Time-consuming the first time, but produces a fully-functional persistent scheme.
How to verify the fix worked
- Reboot the PC. After sign-in, your custom cursor is active.
- Hover over UI elements that trigger different cursor roles: a hyperlink (Link Select), a text field (Text Select), a busy app (Busy), a resize handle (Resize). Each shows your custom cursor for that role.

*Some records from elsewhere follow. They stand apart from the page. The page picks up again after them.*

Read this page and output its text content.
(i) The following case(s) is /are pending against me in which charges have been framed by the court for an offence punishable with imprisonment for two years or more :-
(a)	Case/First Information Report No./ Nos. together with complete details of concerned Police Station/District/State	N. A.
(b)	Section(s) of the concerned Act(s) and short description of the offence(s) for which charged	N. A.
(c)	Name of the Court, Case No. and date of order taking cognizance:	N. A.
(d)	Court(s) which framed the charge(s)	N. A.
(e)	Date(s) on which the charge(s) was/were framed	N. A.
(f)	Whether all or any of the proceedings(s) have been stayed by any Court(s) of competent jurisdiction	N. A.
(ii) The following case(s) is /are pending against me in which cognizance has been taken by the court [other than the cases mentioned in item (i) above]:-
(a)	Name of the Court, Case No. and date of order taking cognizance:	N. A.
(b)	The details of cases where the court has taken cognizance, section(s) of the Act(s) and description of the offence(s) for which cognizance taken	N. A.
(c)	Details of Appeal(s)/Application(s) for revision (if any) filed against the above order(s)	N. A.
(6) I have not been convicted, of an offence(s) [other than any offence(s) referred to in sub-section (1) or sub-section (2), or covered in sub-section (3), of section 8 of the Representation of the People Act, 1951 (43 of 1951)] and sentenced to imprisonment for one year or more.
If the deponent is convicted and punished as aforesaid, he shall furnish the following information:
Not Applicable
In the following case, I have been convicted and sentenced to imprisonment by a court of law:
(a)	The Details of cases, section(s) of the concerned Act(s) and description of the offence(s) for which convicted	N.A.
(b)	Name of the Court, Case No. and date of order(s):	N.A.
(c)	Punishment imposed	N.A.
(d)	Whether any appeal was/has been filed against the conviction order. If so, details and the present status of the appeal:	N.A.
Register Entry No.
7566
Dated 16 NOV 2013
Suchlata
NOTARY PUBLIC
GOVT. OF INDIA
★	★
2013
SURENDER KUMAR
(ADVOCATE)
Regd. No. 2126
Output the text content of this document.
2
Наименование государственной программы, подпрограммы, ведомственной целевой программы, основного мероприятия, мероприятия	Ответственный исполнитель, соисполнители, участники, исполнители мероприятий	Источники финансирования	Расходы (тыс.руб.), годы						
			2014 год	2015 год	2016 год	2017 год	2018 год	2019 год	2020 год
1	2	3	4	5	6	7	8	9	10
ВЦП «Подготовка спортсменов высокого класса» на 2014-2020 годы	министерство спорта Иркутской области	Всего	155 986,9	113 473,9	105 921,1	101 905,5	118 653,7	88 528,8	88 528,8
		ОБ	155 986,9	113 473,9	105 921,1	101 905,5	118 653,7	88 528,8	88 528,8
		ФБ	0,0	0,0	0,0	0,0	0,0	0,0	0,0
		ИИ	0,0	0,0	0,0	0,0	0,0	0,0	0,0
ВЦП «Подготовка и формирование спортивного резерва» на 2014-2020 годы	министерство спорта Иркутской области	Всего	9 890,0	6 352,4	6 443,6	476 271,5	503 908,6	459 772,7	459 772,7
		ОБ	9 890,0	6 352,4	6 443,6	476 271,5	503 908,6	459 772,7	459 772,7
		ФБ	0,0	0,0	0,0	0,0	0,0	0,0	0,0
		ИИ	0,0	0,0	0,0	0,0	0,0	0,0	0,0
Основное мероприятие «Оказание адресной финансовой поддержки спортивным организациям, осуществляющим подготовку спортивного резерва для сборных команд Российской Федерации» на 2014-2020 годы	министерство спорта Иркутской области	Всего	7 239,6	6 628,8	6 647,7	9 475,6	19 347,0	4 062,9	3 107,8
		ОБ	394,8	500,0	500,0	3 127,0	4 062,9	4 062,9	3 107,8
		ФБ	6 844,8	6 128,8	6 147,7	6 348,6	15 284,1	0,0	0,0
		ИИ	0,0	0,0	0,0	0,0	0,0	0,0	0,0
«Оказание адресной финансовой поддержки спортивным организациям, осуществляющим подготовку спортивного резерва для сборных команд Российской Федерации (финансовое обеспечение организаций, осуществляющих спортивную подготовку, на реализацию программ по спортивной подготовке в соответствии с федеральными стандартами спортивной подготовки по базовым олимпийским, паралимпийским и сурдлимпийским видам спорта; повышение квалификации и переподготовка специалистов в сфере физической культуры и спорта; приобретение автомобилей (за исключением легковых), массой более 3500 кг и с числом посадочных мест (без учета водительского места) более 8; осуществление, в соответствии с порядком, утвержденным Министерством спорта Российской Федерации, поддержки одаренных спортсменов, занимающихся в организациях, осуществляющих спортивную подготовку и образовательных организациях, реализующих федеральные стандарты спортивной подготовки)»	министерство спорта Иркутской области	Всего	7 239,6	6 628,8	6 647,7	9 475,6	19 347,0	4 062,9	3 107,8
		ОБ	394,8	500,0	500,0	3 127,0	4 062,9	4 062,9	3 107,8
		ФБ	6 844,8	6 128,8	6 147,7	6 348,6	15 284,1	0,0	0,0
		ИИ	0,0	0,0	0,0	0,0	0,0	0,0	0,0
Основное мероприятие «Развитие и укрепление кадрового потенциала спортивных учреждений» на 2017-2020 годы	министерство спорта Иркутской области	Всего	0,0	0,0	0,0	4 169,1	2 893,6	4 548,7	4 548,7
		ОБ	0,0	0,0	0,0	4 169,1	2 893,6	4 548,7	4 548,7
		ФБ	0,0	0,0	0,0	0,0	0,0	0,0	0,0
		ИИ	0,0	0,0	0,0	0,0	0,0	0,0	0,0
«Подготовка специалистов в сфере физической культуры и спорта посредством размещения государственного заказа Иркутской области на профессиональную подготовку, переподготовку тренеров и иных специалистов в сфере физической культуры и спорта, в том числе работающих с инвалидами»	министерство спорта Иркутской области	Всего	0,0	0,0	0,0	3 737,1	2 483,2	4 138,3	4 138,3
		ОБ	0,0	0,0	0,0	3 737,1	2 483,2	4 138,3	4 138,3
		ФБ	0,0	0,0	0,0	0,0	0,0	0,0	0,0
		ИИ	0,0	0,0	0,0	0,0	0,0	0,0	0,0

- Open Mouse Properties → Pointers tab. Your named scheme is selected.
If none of these work
If custom cursors still revert after applying a saved scheme, three causes apply. High contrast theme override: high contrast themes force their own cursors. Settings → Accessibility → Contrast themes — set to None. Pointer scheme corruption: rarely, the saved scheme’s registry entry gets corrupted. Delete and recreate: in Mouse Properties → Pointers, select your scheme, click Delete, then recreate via Method 1 or 2. Profile sync conflict: if Microsoft account sync is on and another PC has a different cursor scheme, sync may override. Open Settings → Accounts → Windows backup → Remember my preferences and disable Other Windows settings if you want device-specific cursors.
Bottom line: Custom cursors persist as named schemes, not per-pointer changes — save your customizations as a scheme via Mouse Properties → Pointers → Save As, and they survive reboots.